Le développement des polices municipales n’entre-t-il pas en collision avec un modèle français très monolithique, où seul l’Etat dispose du monopole des moyens de coercition légitimes ?

Les travaux des historiens permettent de relativiser ce caractère inédit et de dissocier les services de police des fonctions et des missions dévolues à la police. En l’espèce, on voit bien que les missions de police sont investies par une pluralité d’acteurs, et depuis longtemps. Ceci étant, sur la période récente, cette dynamique de diversification des acteurs de la sécurité s’est tout de même largement accentuée.

Faut-il y voir un retrait de l’Etat, notamment en raison de contraintes budgétaires toujours plus pressantes ?

En partie, oui. Quelles que soient leurs orientations politiques, les maires et les collectivités territoriales disent souvent se sentir contraints de développer leurs propres services de sécurité et, notamment, de faire monter en puissance leurs polices municipales pour compenser ce qu’ils perçoivent, à tort ou à raison, comme un désengagement des services de l’Etat. Ce sentiment est partagé du côté des bailleurs sociaux ou des opérateurs de transports en commun qui, eux aussi, sont mobilisés sur ce terrain de la sécurité quotidienne, à travers une pression parfois explicite de la part des services de l’Etat. Mais le développement des polices municipales s’explique aussi, incontestablement, par une inflation des préoccupations sécuritaires.

 

Comment les policiers et les gendarmes s’accommodent-ils de ce développement ?
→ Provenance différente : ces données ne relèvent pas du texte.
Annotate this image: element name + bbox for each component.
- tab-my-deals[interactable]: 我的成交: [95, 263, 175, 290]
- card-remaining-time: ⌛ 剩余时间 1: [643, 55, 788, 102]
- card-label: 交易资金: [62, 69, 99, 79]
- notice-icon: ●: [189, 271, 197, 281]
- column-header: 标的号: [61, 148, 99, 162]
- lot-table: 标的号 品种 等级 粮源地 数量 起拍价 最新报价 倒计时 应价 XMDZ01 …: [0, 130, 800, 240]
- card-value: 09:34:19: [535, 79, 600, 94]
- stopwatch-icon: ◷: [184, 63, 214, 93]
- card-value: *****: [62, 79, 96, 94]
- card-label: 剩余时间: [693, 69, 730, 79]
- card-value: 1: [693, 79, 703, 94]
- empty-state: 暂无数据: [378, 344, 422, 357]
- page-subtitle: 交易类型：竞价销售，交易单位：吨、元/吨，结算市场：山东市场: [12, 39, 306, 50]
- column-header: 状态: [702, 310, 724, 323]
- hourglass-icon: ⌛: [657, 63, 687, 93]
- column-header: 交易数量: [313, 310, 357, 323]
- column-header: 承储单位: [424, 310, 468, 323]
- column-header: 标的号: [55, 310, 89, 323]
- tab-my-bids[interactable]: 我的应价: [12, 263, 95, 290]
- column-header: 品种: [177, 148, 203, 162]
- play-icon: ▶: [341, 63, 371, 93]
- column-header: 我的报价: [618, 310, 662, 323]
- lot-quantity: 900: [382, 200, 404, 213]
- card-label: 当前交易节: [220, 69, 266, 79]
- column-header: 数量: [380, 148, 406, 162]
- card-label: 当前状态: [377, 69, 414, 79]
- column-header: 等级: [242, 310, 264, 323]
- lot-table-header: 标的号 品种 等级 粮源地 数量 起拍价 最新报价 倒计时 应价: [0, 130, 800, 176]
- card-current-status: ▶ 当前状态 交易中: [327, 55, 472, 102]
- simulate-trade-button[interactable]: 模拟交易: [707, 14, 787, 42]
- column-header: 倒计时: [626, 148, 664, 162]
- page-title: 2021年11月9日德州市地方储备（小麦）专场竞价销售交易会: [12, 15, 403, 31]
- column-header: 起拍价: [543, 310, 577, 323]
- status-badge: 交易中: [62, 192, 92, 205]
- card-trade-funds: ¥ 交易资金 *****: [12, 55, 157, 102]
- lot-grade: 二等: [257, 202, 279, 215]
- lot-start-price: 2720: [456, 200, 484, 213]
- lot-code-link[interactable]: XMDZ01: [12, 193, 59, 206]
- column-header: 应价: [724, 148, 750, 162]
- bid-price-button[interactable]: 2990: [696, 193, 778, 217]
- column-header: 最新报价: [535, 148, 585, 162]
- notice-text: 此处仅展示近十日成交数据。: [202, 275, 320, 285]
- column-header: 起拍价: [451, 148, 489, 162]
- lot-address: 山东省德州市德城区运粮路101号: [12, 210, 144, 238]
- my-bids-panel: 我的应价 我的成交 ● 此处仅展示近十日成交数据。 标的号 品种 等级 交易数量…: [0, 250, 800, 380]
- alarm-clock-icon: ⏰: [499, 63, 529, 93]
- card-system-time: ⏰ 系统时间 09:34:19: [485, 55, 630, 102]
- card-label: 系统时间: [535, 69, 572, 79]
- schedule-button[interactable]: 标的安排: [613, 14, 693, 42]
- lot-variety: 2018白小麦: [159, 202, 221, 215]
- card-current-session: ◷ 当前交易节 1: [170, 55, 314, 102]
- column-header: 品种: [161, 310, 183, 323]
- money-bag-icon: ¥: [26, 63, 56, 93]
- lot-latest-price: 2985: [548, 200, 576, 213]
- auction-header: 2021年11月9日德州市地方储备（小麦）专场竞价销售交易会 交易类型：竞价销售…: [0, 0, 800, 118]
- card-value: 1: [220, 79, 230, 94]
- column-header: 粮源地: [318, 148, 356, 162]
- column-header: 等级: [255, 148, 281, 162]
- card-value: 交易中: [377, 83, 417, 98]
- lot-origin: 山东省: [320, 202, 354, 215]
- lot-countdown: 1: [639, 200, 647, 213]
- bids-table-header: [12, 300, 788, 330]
Finalement assez bien, ce qui est nouveau. Lorsque les polices municipales ont émergé au début des années 1980, des réticences ont été vivement exprimées par des représentants de la police nationale et plusieurs projets de textes ont même avorté en raison de la forte opposition des syndicats de police. Aujourd’hui, ce n’est plus le cas. La police nationale comme la gendarmerie ont parfois la tentation d’employer les polices municipales comme forces supplétives, en tout cas comme des variables d’ajustement, pour pallier leurs propres carences. Cela ne va pas sans difficultés pour certains maires, qui essaient de ne pas céder à ces velléités de subordination, en considérant que la police municipale n’a pas vocation à être une police nationale bis.
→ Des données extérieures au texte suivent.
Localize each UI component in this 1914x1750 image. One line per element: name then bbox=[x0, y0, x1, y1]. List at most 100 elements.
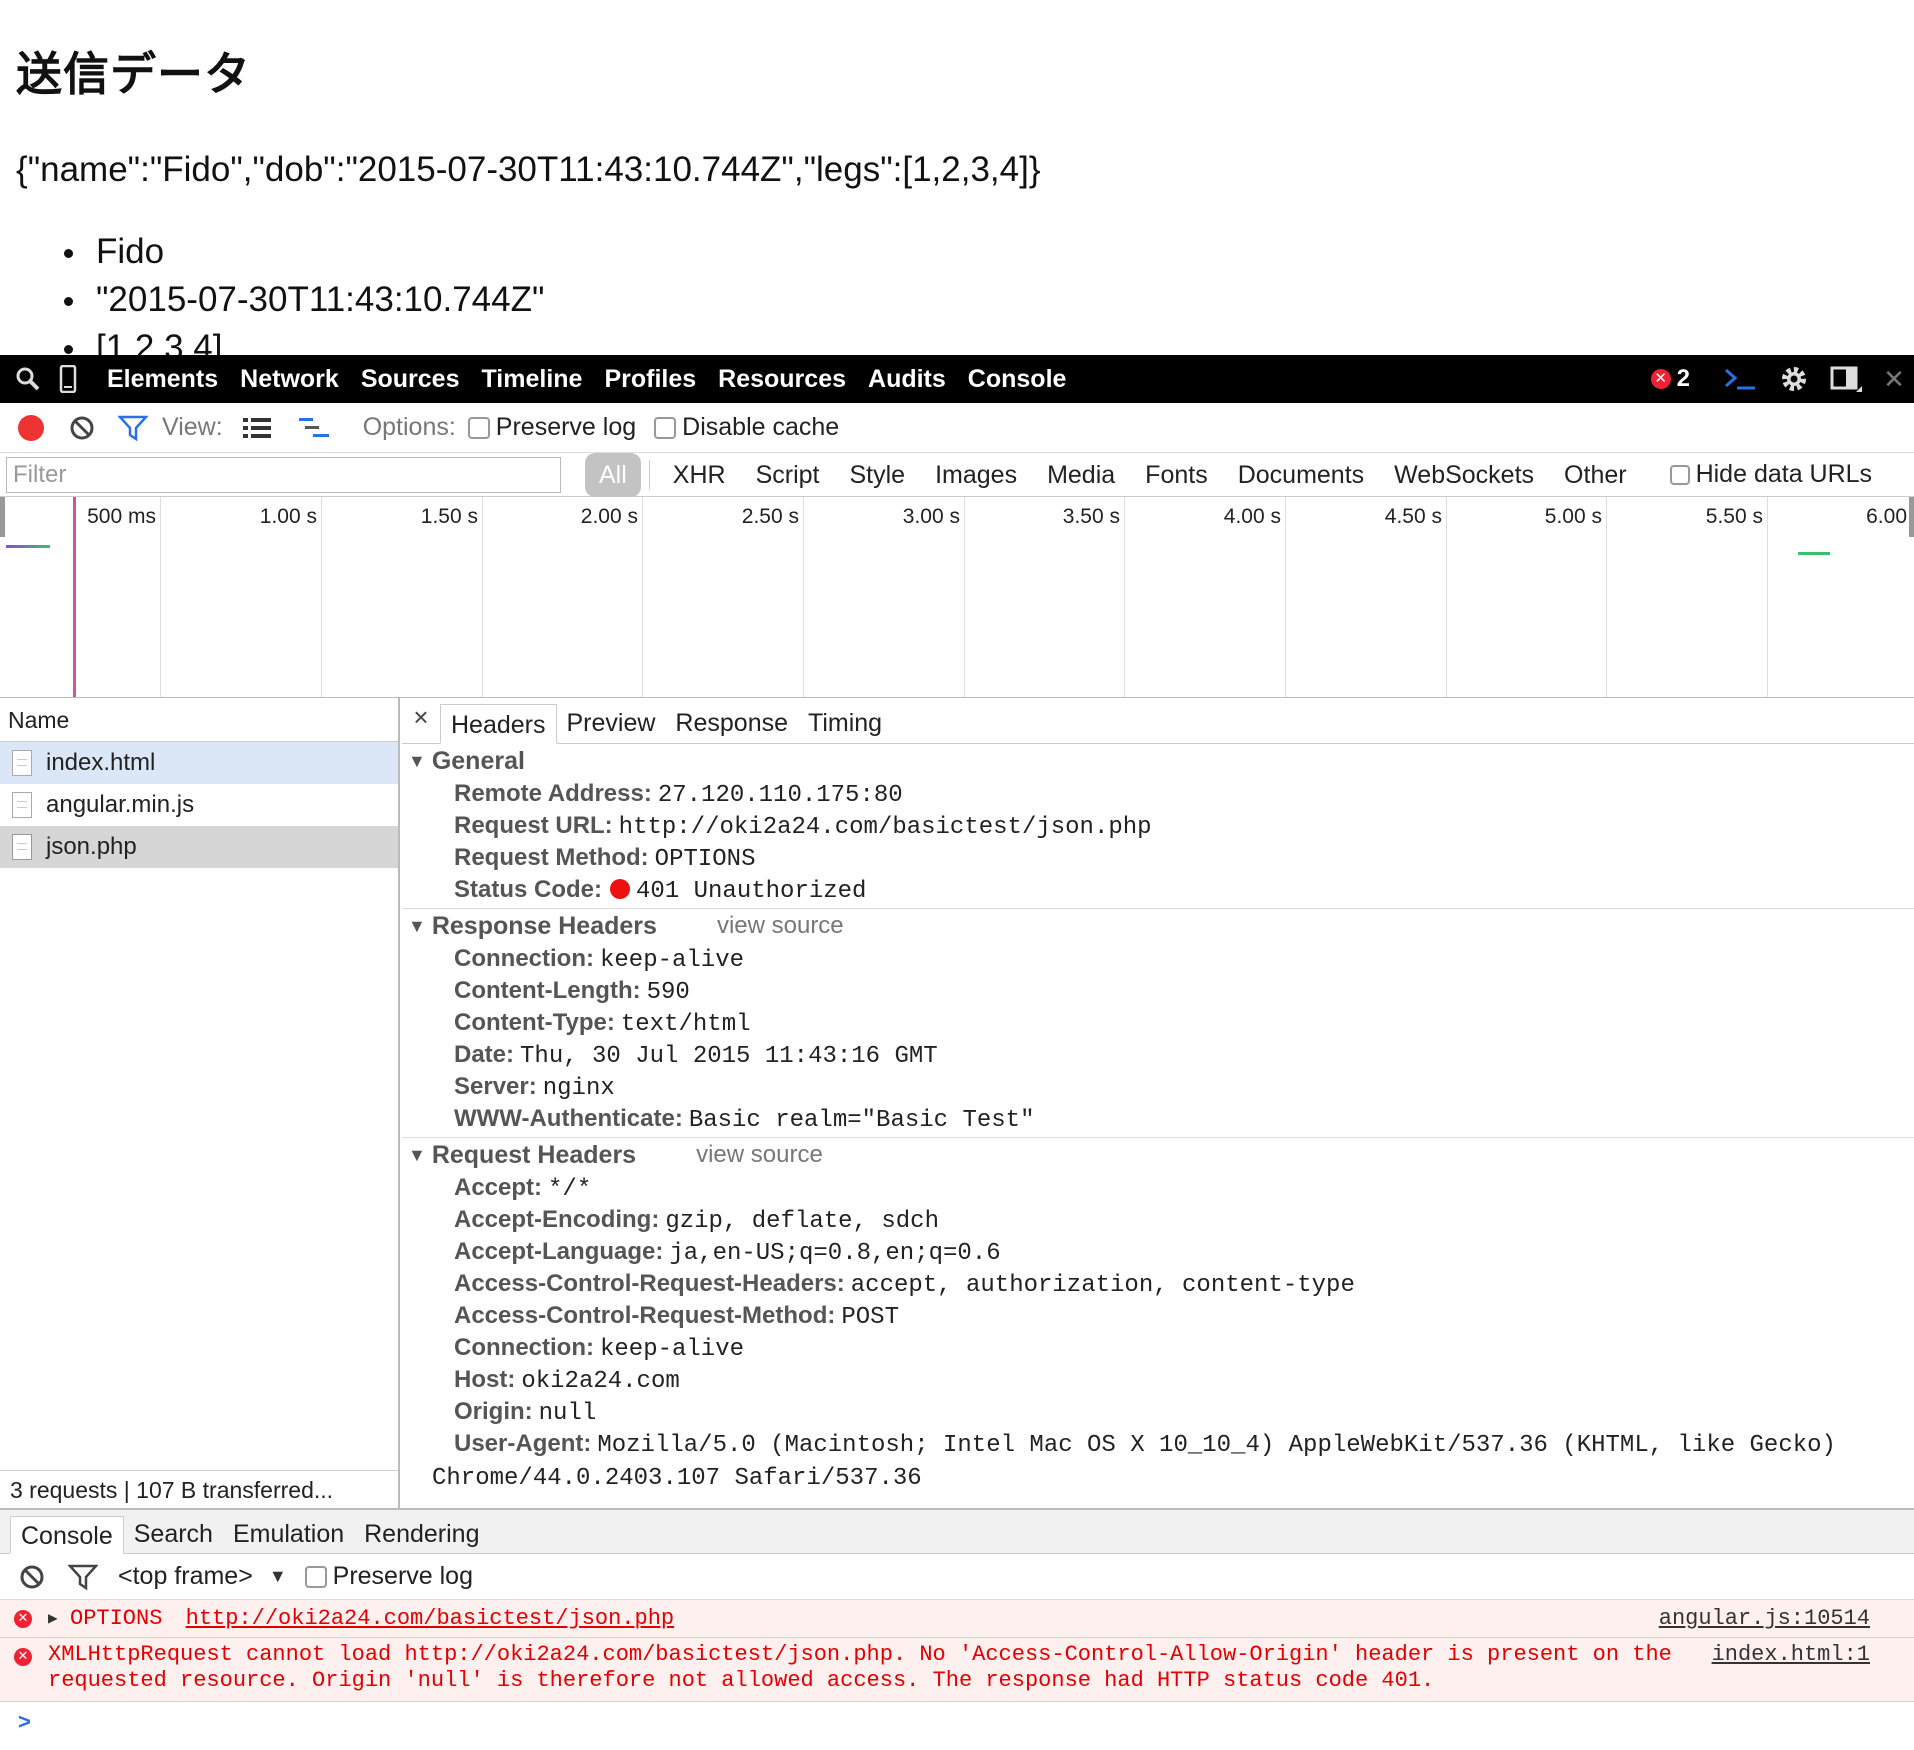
filter-other[interactable]: Other bbox=[1549, 455, 1642, 495]
frame-selector[interactable]: <top frame> bbox=[118, 1562, 253, 1591]
timeline-tick: 4.00 s bbox=[1223, 505, 1281, 528]
filter-websockets[interactable]: WebSockets bbox=[1379, 455, 1549, 495]
console-preserve-log-checkbox[interactable]: Preserve log bbox=[304, 1562, 473, 1591]
tab-profiles[interactable]: Profiles bbox=[593, 355, 707, 403]
filter-media[interactable]: Media bbox=[1032, 455, 1130, 495]
tab-preview[interactable]: Preview bbox=[557, 703, 666, 743]
disable-cache-label: Disable cache bbox=[682, 413, 840, 441]
clear-console-icon[interactable] bbox=[18, 1563, 46, 1591]
header-row: User-Agent: Mozilla/5.0 (Macintosh; Intel… bbox=[432, 1430, 1836, 1492]
filter-input[interactable]: Filter bbox=[6, 456, 561, 493]
timeline-tick: 3.50 s bbox=[1062, 505, 1120, 528]
hide-data-urls-checkbox[interactable]: Hide data URLs bbox=[1669, 460, 1872, 489]
general-section: ▼ General Remote Address: 27.120.110.175:… bbox=[402, 744, 1914, 909]
checkbox-box[interactable] bbox=[467, 416, 490, 439]
tabbar-right-controls: ✕ 2 ✕ bbox=[1650, 355, 1914, 403]
filter-style[interactable]: Style bbox=[835, 455, 921, 495]
console-error-message[interactable]: ✕ ▶ OPTIONS http://oki2a24.com/basictest… bbox=[0, 1600, 1914, 1638]
header-row: Remote Address: 27.120.110.175:80 bbox=[454, 780, 903, 809]
tab-resources[interactable]: Resources bbox=[707, 355, 857, 403]
error-count-badge[interactable]: ✕ 2 bbox=[1650, 365, 1690, 393]
status-error-icon bbox=[610, 879, 631, 899]
preserve-log-checkbox[interactable]: Preserve log bbox=[467, 413, 636, 442]
request-url-link[interactable]: http://oki2a24.com/basictest/json.php bbox=[186, 1606, 674, 1631]
expand-triangle-icon[interactable]: ▶ bbox=[48, 1600, 58, 1638]
divider bbox=[648, 459, 650, 490]
drawer-tabs: Console Search Emulation Rendering bbox=[0, 1510, 1914, 1554]
checkbox-box[interactable] bbox=[304, 1565, 327, 1588]
filter-all[interactable]: All bbox=[585, 452, 641, 497]
tab-headers[interactable]: Headers bbox=[440, 704, 557, 744]
triangle-down-icon: ▼ bbox=[408, 1145, 426, 1165]
request-name: angular.min.js bbox=[46, 791, 195, 818]
tab-network[interactable]: Network bbox=[229, 355, 350, 403]
close-icon[interactable]: ✕ bbox=[1874, 355, 1914, 403]
request-row[interactable]: json.php bbox=[0, 826, 398, 868]
header-row: Accept: */* bbox=[454, 1174, 592, 1203]
section-header-response[interactable]: ▼ Response Headers view source bbox=[402, 909, 1914, 943]
console-drawer-icon[interactable] bbox=[1720, 355, 1760, 403]
triangle-down-icon: ▼ bbox=[408, 916, 426, 936]
details-tabs: × Headers Preview Response Timing bbox=[402, 698, 1914, 744]
drawer-tab-console[interactable]: Console bbox=[10, 1516, 124, 1554]
drawer-tab-emulation[interactable]: Emulation bbox=[223, 1515, 354, 1553]
filter-documents[interactable]: Documents bbox=[1223, 455, 1379, 495]
tab-elements[interactable]: Elements bbox=[96, 355, 229, 403]
overview-icon[interactable] bbox=[298, 417, 331, 439]
request-row[interactable]: index.html bbox=[0, 742, 398, 784]
timeline-handle-left[interactable] bbox=[0, 497, 5, 537]
view-label: View: bbox=[162, 413, 223, 441]
timeline-tick: 6.00 bbox=[1866, 505, 1907, 528]
json-text: {"name":"Fido","dob":"2015-07-30T11:43:1… bbox=[16, 150, 1041, 189]
request-row[interactable]: angular.min.js bbox=[0, 784, 398, 826]
view-source-link[interactable]: view source bbox=[696, 1138, 823, 1172]
section-header-general[interactable]: ▼ General bbox=[402, 744, 1914, 778]
console-prompt[interactable]: > bbox=[0, 1702, 1914, 1742]
section-header-request[interactable]: ▼ Request Headers view source bbox=[402, 1138, 1914, 1172]
tab-audits[interactable]: Audits bbox=[857, 355, 957, 403]
gear-icon[interactable] bbox=[1774, 355, 1814, 403]
filter-fonts[interactable]: Fonts bbox=[1130, 455, 1223, 495]
request-method: OPTIONS bbox=[70, 1606, 163, 1631]
filter-icon[interactable] bbox=[118, 414, 148, 442]
search-icon[interactable] bbox=[8, 355, 48, 403]
timeline-tick: 5.50 s bbox=[1705, 505, 1763, 528]
list-item: "2015-07-30T11:43:10.744Z" bbox=[60, 276, 544, 324]
large-rows-icon[interactable] bbox=[242, 417, 271, 439]
console-preserve-log-label: Preserve log bbox=[332, 1562, 473, 1590]
timeline-handle-right[interactable] bbox=[1909, 497, 1914, 537]
timeline-tick: 1.00 s bbox=[259, 505, 317, 528]
timeline-overview[interactable]: 500 ms 1.00 s 1.50 s 2.00 s 2.50 s 3.00 … bbox=[0, 497, 1914, 698]
clear-icon[interactable] bbox=[68, 414, 96, 442]
close-details-icon[interactable]: × bbox=[402, 699, 440, 743]
checkbox-box[interactable] bbox=[1669, 464, 1690, 485]
tab-timing[interactable]: Timing bbox=[798, 703, 892, 743]
error-icon: ✕ bbox=[1650, 369, 1671, 389]
drawer-tab-rendering[interactable]: Rendering bbox=[354, 1515, 489, 1553]
drawer-tab-search[interactable]: Search bbox=[124, 1515, 223, 1553]
tab-timeline[interactable]: Timeline bbox=[470, 355, 593, 403]
tab-sources[interactable]: Sources bbox=[350, 355, 471, 403]
header-row: Server: nginx bbox=[454, 1073, 615, 1102]
dock-side-icon[interactable] bbox=[1826, 355, 1866, 403]
filter-images[interactable]: Images bbox=[920, 455, 1032, 495]
source-link[interactable]: angular.js:10514 bbox=[1659, 1600, 1870, 1638]
dropdown-arrow-icon[interactable]: ▼ bbox=[269, 1566, 287, 1587]
checkbox-box[interactable] bbox=[654, 416, 677, 439]
view-source-link[interactable]: view source bbox=[717, 909, 844, 943]
filter-script[interactable]: Script bbox=[741, 455, 835, 495]
console-filter-icon[interactable] bbox=[68, 1563, 98, 1591]
tab-console[interactable]: Console bbox=[957, 355, 1078, 403]
request-name: index.html bbox=[46, 749, 156, 776]
device-mode-icon[interactable] bbox=[48, 355, 88, 403]
record-icon[interactable] bbox=[18, 414, 44, 441]
request-details: × Headers Preview Response Timing ▼ Gene… bbox=[402, 698, 1914, 1508]
column-header-name[interactable]: Name bbox=[0, 698, 398, 742]
response-headers-section: ▼ Response Headers view source Connectio… bbox=[402, 909, 1914, 1138]
source-link[interactable]: index.html:1 bbox=[1712, 1642, 1870, 1668]
header-row: Date: Thu, 30 Jul 2015 11:43:16 GMT bbox=[454, 1041, 938, 1070]
header-row: Accept-Encoding: gzip, deflate, sdch bbox=[454, 1206, 939, 1235]
disable-cache-checkbox[interactable]: Disable cache bbox=[654, 413, 839, 442]
filter-xhr[interactable]: XHR bbox=[658, 455, 741, 495]
tab-response[interactable]: Response bbox=[665, 703, 798, 743]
Dans un tel système, de plus en plus critiqué, quels rôles sont dévolus à chacune des forces ?

L’activité des polices municipales se décline en fonction des problématiques locales, mais aussi, et peut-être surtout, des doctrines d’emploi fixées par les maires. C’est pourquoi il est, selon moi, préférable de parler de polices municipales au pluriel : il existe une grande hétérogénéité de situations. Cependant, par-delà ces disparités, on constate une trajectoire d’ensemble, un glissement vers un modèle plus interventionniste, une inflexion sécuritaire marquée. De ce point de vue, on peut dessiner à grands traits une sorte de division du travail de la sécurité : les affaires courantes, le travail ordinaire de voies de fait reviennent aux polices municipales, tandis que les forces de l’Etat prennent le relais sur les interventions d’urgence et le traitement des enquêtes judiciaires.

Le champ d’activité des uns et des autres est-il toujours aussi nettement défini que le discours officiel le laisse entendre ?

Non. Prenons par exemple le maintien de l’ordre, domaine dans lequel aucune police municipale n’a juridiquement compétence. En situation sur le terrain, les policiers municipaux expliquent pourtant qu’ils interviennent souvent en première ligne et, de fait, se retrouvent confrontés à des situations qui peuvent rapidement basculer de la surveillance de l’ordre au maintien de l’ordre, avant même l’arrivée de renforts de la police nationale. Dans ces moments-là, ils doivent se repositionner dans un registre qui n’est pas le leur initialement, et notamment faire usage de la force, voire de leur arme. La frontière entre leur action et celle de la police n’est donc pas toujours très étanche.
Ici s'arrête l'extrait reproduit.